When it comes to investment decisions, your parents may have given you the best advice: “If everyone else decided to jump off a cliff, would you do the same?”
People tend to follow the herd. We think if the majority is doing something, then it must be the right thing to do. But, there often is little rational justification for following others.
This “bandwagon effect” describes what happens when you decide to do what others do instead of making a reasoned, objective decision on your own.
The bandwagon effect often is used by politicians to influence voters. A study of the 1992 U.S. presidential campaign found that when voters learned that Bill Clinton was in the lead, many who had intended to vote for his opponent, George H.W. Bush, changed their minds and “jumped on the Clinton bandwagon.”
In fact, the phrase “jump on the bandwagon” originated in 19th century America, when several politicians tried to get a seat on a bandwagon used by a famous circus clown. The politicians wanted to be seen in a good light (this was when clowns were popular), and thus seem more appealing to voters.
Just as with voting, investors feel reassured that they are making the right decision when many others do the same. That often occurs when a stock’s price begins to rise. Everyone buys the stock, which influences others to take notice and do the same. Similarly, when a market starts to fall, the investment crowd sells everything because it’s worried about heavy losses. You panic and follow suit.
The bandwagon effect clouds our judgment about specific investments and prevents us from analyzing a stock objectively. Some of the best investment decisions are those that go against the grain. That is what is known as contrarian investing – you buy when the crowd is bearish, and you sell when everyone else is bullish.

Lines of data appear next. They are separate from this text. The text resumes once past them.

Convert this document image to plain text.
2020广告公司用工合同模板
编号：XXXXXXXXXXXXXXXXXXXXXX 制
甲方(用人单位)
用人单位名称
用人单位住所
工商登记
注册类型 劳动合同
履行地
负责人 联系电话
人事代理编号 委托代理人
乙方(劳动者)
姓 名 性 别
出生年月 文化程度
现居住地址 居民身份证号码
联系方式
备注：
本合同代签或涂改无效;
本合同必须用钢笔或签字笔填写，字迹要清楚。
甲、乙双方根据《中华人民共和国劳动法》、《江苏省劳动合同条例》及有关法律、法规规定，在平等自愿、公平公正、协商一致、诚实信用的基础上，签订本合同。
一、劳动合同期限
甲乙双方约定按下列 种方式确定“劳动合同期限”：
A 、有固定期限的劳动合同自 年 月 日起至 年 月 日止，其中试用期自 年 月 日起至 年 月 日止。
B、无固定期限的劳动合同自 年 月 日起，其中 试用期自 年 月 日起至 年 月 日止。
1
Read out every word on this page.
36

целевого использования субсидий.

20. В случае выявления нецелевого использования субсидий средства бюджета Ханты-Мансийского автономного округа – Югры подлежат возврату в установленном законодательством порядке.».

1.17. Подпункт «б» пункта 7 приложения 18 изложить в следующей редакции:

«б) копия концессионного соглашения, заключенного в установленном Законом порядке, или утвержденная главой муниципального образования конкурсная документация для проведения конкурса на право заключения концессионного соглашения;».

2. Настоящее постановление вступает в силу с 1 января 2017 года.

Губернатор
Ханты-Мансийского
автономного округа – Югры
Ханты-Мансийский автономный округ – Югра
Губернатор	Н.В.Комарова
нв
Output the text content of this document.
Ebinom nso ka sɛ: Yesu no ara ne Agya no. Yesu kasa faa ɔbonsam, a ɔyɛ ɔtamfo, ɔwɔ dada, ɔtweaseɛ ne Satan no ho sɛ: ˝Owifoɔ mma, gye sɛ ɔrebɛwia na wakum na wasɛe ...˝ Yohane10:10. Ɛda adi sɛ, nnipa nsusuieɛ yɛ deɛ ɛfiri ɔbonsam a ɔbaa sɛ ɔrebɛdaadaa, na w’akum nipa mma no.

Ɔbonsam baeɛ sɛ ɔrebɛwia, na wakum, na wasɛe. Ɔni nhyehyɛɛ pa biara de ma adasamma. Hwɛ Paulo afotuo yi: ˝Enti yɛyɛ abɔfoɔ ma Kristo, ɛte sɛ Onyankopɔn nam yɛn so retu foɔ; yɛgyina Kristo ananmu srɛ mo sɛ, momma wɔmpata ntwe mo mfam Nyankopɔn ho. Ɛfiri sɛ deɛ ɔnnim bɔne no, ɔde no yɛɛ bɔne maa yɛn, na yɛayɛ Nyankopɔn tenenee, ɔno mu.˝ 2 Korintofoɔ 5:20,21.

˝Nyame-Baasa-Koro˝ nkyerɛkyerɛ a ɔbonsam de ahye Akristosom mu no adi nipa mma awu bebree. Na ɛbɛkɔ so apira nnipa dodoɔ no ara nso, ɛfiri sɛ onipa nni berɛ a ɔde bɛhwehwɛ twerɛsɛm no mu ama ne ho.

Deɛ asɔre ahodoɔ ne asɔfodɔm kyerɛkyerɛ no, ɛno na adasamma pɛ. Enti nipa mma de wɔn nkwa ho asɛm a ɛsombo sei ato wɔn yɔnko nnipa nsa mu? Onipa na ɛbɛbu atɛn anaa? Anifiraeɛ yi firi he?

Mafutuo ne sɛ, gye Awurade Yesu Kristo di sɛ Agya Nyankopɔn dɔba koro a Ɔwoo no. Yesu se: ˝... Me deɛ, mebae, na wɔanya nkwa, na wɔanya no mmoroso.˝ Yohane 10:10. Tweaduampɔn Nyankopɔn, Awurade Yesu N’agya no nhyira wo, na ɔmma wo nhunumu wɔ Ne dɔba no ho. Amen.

As we recently discussed, contrarian investing can be risky, but also can result in big returns; or if the timing is wrong, big losses.

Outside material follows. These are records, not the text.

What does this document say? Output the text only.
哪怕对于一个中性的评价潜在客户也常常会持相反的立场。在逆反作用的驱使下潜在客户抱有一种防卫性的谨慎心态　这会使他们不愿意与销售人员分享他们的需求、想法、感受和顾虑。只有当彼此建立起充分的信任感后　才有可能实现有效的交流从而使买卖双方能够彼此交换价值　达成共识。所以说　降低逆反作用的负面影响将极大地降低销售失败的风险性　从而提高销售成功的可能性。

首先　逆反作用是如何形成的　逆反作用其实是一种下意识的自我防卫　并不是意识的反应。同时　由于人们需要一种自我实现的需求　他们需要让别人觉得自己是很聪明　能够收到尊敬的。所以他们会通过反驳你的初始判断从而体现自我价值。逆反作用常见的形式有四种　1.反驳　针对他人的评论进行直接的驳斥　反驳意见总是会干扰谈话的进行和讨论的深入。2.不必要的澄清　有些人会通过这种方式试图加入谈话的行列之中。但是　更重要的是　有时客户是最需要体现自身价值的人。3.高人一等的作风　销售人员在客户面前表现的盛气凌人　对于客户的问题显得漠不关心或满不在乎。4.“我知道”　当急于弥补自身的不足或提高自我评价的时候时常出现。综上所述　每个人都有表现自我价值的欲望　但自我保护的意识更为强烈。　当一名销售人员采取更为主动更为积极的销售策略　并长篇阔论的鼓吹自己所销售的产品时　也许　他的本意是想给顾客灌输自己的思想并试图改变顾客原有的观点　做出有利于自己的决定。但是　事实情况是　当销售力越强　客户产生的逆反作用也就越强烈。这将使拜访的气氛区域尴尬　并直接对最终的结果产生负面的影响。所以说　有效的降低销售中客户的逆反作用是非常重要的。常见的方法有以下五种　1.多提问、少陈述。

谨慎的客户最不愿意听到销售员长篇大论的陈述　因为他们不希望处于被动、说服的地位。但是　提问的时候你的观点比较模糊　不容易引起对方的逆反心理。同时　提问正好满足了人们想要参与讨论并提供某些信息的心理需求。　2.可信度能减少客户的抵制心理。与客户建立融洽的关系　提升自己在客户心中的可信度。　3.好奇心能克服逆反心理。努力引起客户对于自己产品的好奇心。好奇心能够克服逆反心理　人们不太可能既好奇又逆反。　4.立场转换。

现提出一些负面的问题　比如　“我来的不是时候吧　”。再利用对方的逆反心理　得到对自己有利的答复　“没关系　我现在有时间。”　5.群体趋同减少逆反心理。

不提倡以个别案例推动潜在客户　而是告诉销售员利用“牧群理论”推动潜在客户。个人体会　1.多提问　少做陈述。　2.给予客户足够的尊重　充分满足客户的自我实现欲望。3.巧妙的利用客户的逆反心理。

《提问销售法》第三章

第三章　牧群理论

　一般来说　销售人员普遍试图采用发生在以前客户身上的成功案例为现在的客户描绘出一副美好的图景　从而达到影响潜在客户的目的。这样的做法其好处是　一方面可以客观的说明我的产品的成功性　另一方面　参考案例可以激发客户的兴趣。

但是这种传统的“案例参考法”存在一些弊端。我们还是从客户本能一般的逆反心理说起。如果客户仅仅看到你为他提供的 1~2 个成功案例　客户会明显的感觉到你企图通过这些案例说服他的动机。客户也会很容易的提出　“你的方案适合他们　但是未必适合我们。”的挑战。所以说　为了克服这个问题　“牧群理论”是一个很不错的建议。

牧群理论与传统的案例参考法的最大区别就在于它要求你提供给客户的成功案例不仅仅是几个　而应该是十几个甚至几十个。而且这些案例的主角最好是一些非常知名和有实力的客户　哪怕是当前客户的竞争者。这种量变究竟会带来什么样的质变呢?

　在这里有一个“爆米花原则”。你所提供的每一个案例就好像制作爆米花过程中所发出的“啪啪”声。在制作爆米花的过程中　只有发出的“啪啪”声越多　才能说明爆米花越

One specific type of contrarian investing is known as turnaround investing. It can dramatically reduce the bias of the bandwagon effect. Turnaround investing focuses on what happens when companies announce results. If bad news about a company causes its stock price to plummet, the crowd will “jump on the bandwagon” and sell the stock. That often means the true value of the stock is higher than the current market price. The majority ignore the true value, however, because they are focused on the bad news associated with the company.
Those who spend time analysing the company in detail will note the stock’s higher true value and buy when the price is still low. After the bad news begins to fade from memory, or the masses eventually realise the stock is undervalued, its price will begin to rebound as more people buy it. Obviously, those who bought low are now in a position to sell higher and make a profit.
Several studies have shown that contrarian investors tend to outperform the market. Some of the most successful consider themselves contrarians, such as Paul Tudor Jones, Marc Faber, John Neff and Jim Rogers.
Buying when most people panic, and selling when the bandwagon crowd is certain prices will increase, is hard to do and be successful at, but it is remarkably rewarding in the long term. Avoid being part of the herd. If everyone you know is talking stocks and the newspapers are publishing overly optimistic news, it may be time to consider the contrarian view and be conservative.
As your parents said, just because everyone else is doing it doesn’t mean it is the wise thing to do.